Indexes in RDBMS
An index in an RDBMS is a separate data structure that improves query performance by allowing the database to locate rows quickly without scanning the entire table.
Core idea:
Indexes speed up READ operations by trading extra storage and write overhead.
Why Indexes Are Needed
Without indexes:
- Database performs full table scan
- Every row is checked against the
WHEREcondition - Performance degrades as table size grows
With indexes:
- Database uses an optimized lookup structure
- Only required rows are accessed
- Queries run much faster
How Indexes Work (High Level)
When an index is created:
- Database creates a separate storage structure
- Indexed column values are stored in sorted order
- Each value points to the actual row location (ROWID)

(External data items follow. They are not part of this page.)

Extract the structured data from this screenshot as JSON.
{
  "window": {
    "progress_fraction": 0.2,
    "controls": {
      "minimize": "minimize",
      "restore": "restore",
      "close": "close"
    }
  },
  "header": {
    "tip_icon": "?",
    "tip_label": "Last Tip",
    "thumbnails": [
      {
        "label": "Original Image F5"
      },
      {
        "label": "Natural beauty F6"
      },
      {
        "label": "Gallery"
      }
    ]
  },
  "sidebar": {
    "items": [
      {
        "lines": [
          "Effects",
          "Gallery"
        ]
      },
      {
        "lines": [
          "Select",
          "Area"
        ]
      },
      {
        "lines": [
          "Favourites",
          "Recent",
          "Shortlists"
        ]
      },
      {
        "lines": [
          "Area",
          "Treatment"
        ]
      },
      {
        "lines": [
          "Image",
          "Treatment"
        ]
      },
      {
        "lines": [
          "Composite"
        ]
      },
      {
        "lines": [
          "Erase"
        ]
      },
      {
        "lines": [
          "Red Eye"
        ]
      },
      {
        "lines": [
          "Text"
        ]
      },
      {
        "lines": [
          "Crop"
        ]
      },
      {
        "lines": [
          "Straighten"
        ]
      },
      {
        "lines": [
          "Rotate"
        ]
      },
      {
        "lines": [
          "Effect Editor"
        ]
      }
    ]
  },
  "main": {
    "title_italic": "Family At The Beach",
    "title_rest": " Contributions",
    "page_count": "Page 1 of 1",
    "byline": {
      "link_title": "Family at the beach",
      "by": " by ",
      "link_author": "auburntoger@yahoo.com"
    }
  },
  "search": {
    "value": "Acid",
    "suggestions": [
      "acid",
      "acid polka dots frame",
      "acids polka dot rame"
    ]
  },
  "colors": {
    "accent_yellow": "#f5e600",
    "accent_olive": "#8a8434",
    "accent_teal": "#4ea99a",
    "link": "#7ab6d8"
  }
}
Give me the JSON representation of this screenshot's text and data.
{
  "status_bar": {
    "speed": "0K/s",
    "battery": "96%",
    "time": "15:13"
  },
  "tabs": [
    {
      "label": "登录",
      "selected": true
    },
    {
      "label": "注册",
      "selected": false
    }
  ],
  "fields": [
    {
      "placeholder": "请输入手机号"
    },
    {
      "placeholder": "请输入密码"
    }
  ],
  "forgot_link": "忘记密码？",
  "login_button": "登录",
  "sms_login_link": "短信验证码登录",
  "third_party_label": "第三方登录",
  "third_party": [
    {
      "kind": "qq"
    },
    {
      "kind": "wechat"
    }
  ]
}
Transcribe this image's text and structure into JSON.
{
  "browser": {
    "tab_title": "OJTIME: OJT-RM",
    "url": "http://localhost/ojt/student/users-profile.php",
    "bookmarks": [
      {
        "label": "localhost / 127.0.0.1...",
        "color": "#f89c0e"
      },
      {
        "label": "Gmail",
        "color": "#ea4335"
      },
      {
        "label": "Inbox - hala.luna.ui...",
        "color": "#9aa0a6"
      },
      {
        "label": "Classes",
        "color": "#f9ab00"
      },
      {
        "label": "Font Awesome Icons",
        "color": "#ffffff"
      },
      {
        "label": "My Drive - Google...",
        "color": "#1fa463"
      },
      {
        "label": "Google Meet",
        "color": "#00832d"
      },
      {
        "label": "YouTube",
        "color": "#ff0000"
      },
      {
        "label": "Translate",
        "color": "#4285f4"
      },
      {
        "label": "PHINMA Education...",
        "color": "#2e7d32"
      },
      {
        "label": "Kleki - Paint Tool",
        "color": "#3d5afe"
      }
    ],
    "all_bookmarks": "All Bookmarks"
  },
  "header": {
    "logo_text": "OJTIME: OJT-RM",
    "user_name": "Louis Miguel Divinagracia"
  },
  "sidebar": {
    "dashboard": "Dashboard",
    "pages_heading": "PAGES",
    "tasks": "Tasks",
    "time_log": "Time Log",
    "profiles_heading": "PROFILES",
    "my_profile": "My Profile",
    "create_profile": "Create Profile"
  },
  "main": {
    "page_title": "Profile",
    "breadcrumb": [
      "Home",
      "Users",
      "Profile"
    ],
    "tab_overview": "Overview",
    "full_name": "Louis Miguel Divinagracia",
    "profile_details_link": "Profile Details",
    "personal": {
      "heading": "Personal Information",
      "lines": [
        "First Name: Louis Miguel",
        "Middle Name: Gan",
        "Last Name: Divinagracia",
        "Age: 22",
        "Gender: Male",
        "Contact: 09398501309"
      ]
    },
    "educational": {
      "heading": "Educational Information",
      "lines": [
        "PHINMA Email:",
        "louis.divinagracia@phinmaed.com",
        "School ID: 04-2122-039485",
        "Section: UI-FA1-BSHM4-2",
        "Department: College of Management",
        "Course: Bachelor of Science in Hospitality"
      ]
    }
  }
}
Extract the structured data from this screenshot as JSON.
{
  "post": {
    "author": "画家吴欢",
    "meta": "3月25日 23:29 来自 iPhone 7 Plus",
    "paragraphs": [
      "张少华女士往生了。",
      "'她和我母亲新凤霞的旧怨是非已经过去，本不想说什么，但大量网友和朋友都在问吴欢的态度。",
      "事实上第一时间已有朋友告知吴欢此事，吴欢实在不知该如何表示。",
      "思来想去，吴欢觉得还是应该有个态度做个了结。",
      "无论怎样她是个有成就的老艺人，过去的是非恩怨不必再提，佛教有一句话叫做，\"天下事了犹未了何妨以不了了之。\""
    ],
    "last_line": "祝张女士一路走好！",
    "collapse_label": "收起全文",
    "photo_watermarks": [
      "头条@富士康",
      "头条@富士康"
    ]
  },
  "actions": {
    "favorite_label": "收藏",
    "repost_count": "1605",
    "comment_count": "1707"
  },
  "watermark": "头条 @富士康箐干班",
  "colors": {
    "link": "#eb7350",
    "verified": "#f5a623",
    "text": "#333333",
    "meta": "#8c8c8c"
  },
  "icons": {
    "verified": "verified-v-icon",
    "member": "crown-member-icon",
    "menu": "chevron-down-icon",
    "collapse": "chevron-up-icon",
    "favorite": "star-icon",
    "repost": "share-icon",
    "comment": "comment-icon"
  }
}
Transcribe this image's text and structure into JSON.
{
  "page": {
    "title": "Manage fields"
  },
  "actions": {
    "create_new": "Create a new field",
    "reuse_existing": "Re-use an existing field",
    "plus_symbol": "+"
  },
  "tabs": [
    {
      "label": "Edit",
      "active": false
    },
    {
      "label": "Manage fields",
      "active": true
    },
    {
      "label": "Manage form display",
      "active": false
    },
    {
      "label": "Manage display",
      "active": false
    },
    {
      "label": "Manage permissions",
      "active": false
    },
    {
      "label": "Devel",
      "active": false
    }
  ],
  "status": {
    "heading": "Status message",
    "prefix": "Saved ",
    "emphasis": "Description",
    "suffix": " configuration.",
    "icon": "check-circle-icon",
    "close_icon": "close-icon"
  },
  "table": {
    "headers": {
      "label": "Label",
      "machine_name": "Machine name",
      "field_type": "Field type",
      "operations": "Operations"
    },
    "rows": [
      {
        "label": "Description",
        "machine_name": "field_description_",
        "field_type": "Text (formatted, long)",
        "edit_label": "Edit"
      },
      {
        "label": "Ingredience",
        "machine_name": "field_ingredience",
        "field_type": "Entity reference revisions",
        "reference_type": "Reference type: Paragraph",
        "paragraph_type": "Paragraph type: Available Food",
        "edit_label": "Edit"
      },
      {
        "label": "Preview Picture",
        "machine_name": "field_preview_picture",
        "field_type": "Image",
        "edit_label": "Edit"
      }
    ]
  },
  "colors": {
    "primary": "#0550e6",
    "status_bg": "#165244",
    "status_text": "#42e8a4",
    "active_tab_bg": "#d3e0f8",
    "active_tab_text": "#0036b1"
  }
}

Most RDBMS use B-Tree indexes by default.
What Indexes Store
✔ Indexed column value(s)
✔ Pointer (ROWID) to table row
❌ Full row data
❌ Non-indexed columns
Important:
Index does NOT rearrange table rows.
Table data and index data are stored separately.
What Happens Without an Index
SELECT * FROM customer WHERE email = 'abc@gmail.com';
Without index:
- DB scans every row
- Applies condition row by row
- Time complexity ≈ O(N)
This is called a Full Table Scan.
What Happens With an Index
CREATE INDEX idx_customer_email ON customer(email);
With index:
- DB searches index B-Tree (log N)
- Finds matching ROWID
- Fetches only required row(s)
- Time complexity ≈ O(log N)
Types of Indexes (Common)
1️⃣ B-Tree Index (Default)
- Balanced tree structure
- Supports:
=<,>BETWEENORDER BY
- Most commonly used
2️⃣ Hash Index
- Uses hash function
- Very fast for = queries
- ❌ Not suitable for range queries
- Limited support in many RDBMS
3️⃣ Bitmap Index
- Uses bitmaps
- Good for low-cardinality columns
- Common in data warehouses
- ❌ Not ideal for OLTP systems
Where Indexes Help Most
Indexes are useful on columns used in:
- WHERE
- JOIN
- ORDER BY
- GROUP BY
Typical examples:
- Primary keys
- Foreign keys
- Email, account number, reference IDs
Indexes and Write Operations (Important Trade-off)
Indexes slow down:
- INSERT
- UPDATE
- DELETE
Because:
- Table data must be updated
- Index structure must also be updated and rebalanced
Golden rule:
Indexes speed up reads but slow down writes.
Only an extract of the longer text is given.